Have been looking at this.
Key details per the announcement:
1. Gas sales of 5.2PJ of prepaid to be supplied over 3 years, with option of 3.5PJ of further gas possible over 2 subsequent years
2. Central receives immediate payment for the pre-paid gas
3. Proceeds from agreement enable CTP to fully fund the deferred purchase price of $10m for the Mereenie oil and gas field....as well as new reserve growth activities.
4. Saved $2.5m to $8.75m exposure to the production bonus
Ok, sounds fine so far but looking into it a bit further:
1. The 3.5PJ option over 2 subsequent years. This appears to be at MacQuaries option at an agreed future price. What is this agreed future price?
2. The recorded liability on balance sheet in Jun-16 of $11.8m for pre-paid 5.2 GJ agreement implies $2.07 per GJ on a discounted present value ex-field basis. This is the discounted fair value of the gas that CTP is required to supply either in physical gas at Ballera (on an ex-field priced basis) or via financial settlement.
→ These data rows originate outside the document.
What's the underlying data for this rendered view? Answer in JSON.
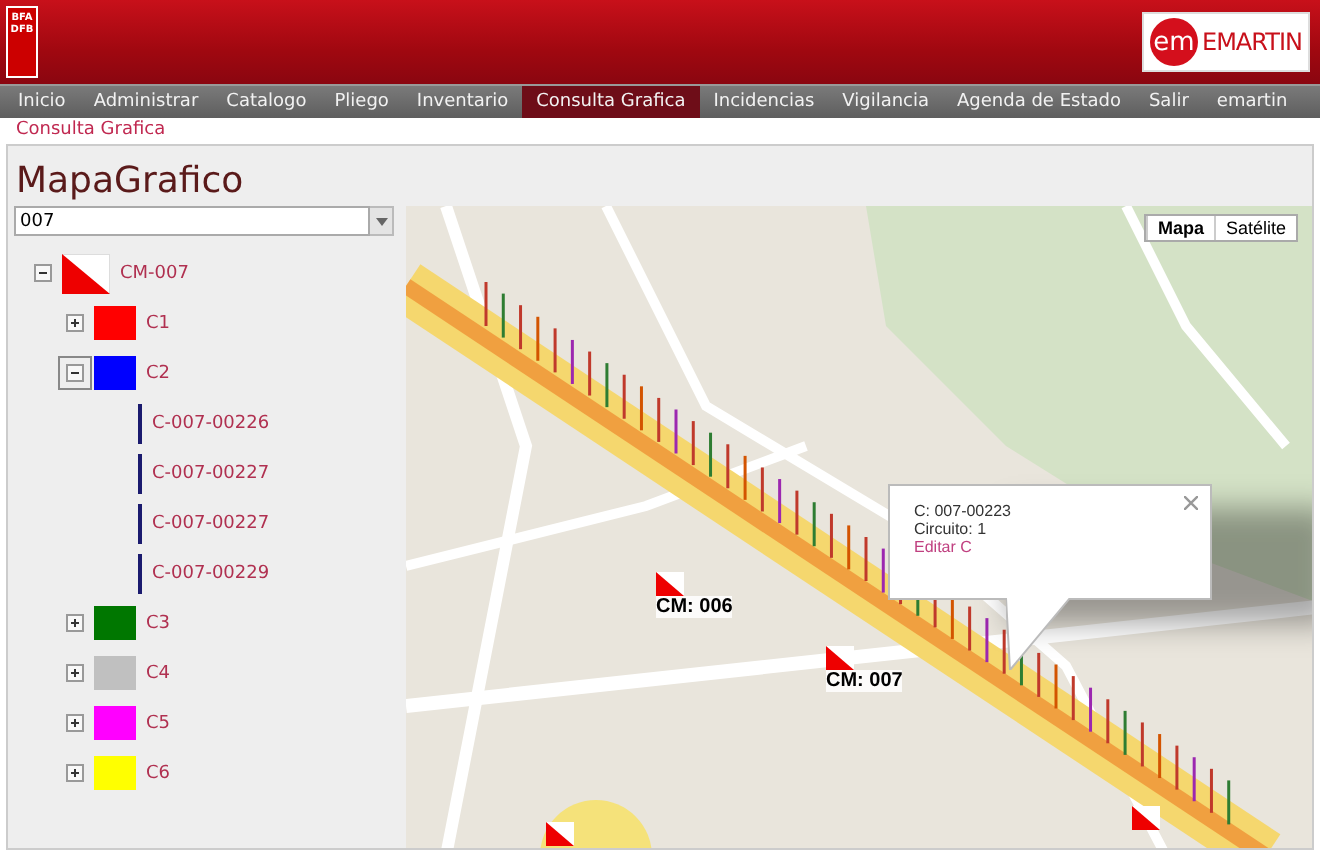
{
  "header": {
    "logo_text": [
      "BFA",
      "DFB"
    ],
    "brand": {
      "mark": "em",
      "name": "EMARTIN"
    }
  },
  "nav": [
    {
      "label": "Inicio",
      "selected": false
    },
    {
      "label": "Administrar",
      "selected": false
    },
    {
      "label": "Catalogo",
      "selected": false
    },
    {
      "label": "Pliego",
      "selected": false
    },
    {
      "label": "Inventario",
      "selected": false
    },
    {
      "label": "Consulta Grafica",
      "selected": true
    },
    {
      "label": "Incidencias",
      "selected": false
    },
    {
      "label": "Vigilancia",
      "selected": false
    },
    {
      "label": "Agenda de Estado",
      "selected": false
    },
    {
      "label": "Salir",
      "selected": false
    },
    {
      "label": "emartin",
      "selected": false
    }
  ],
  "breadcrumb": "Consulta Grafica",
  "page_title": "MapaGrafico",
  "search": {
    "value": "007"
  },
  "tree": [
    {
      "label": "CM-007",
      "kind": "cm",
      "expanded": true,
      "children": [
        {
          "label": "C1",
          "kind": "circuit",
          "color": "#ff0000",
          "expanded": false
        },
        {
          "label": "C2",
          "kind": "circuit",
          "color": "#0000ff",
          "expanded": true,
          "children": [
            {
              "label": "C-007-00226",
              "kind": "line",
              "color": "#1a1a6e"
            },
            {
              "label": "C-007-00227",
              "kind": "line",
              "color": "#1a1a6e"
            },
            {
              "label": "C-007-00227",
              "kind": "line",
              "color": "#1a1a6e"
            },
            {
              "label": "C-007-00229",
              "kind": "line",
              "color": "#1a1a6e"
            }
          ]
        },
        {
          "label": "C3",
          "kind": "circuit",
          "color": "#007700",
          "expanded": false
        },
        {
          "label": "C4",
          "kind": "circuit",
          "color": "#c0c0c0",
          "expanded": false
        },
        {
          "label": "C5",
          "kind": "circuit",
          "color": "#ff00ff",
          "expanded": false
        },
        {
          "label": "C6",
          "kind": "circuit",
          "color": "#ffff00",
          "expanded": false
        }
      ]
    }
  ],
  "map": {
    "types": [
      {
        "label": "Mapa",
        "selected": true
      },
      {
        "label": "Satélite",
        "selected": false
      }
    ],
    "markers": [
      {
        "label": "CM: 006"
      },
      {
        "label": "CM: 007"
      }
    ],
    "popup": {
      "lines": [
        "C: 007-00223",
        "Circuito: 1"
      ],
      "link": "Editar C"
    }
  }
}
The risk of this agreement comes to light in Jun-17 with the liability blowing out to $21.8m, implying a discounted present value ex-field price of $4.19 per GJ...still a very low, ex-field gas value. From what I can tell, this is unwinding at c. 14% and therefore, all things equal would imply an ex-field price of $4.80 and $5.13 per GJ at Jun-18 and Dec-18 respectively...
My issue is two-fold:
a) I don't know about you guys, but i'm expecting an ex-field gas price of more than $5.13 when the NGP goes live and a price above $5.13 will further highlight what a bad deal this was - every $1 increase over the $5.13 will cost us $5.2m (5.2PJ x $1m)
b. The liability wouldn't be so bad if we were just supplying gas to MacQuarie as it would be more of a paper loss and effectively some expensive financing. However, MacQuarie has the option to receive this the gas as a financial settlement - this would hit our cashflow fairly hard to the extent of c$9m annualised (and increasing through discount unwind) commencing H2 FY19 - this is at $5.13 GJ. If MacQ choose the cash option, this leaves us exposed to having to find a buyer for the gas - if we don't, it comes out of a IPL cashflow. The recent presentation so far indicate that we will be delivering the gas to MacQ however i remember reading comments from the chairman somewhere that our cashflow will initially be impacted due to the pre-paid gas arrangement....maybe he was just referring to the lower cash margin since we have already received cash.
In summary, the way i see it is RC foresaw the East Coast gas crisis and effectively shorted 5.2 PJ of gas supply at $2.07 a GJ. Someone please tell me i have this wrong.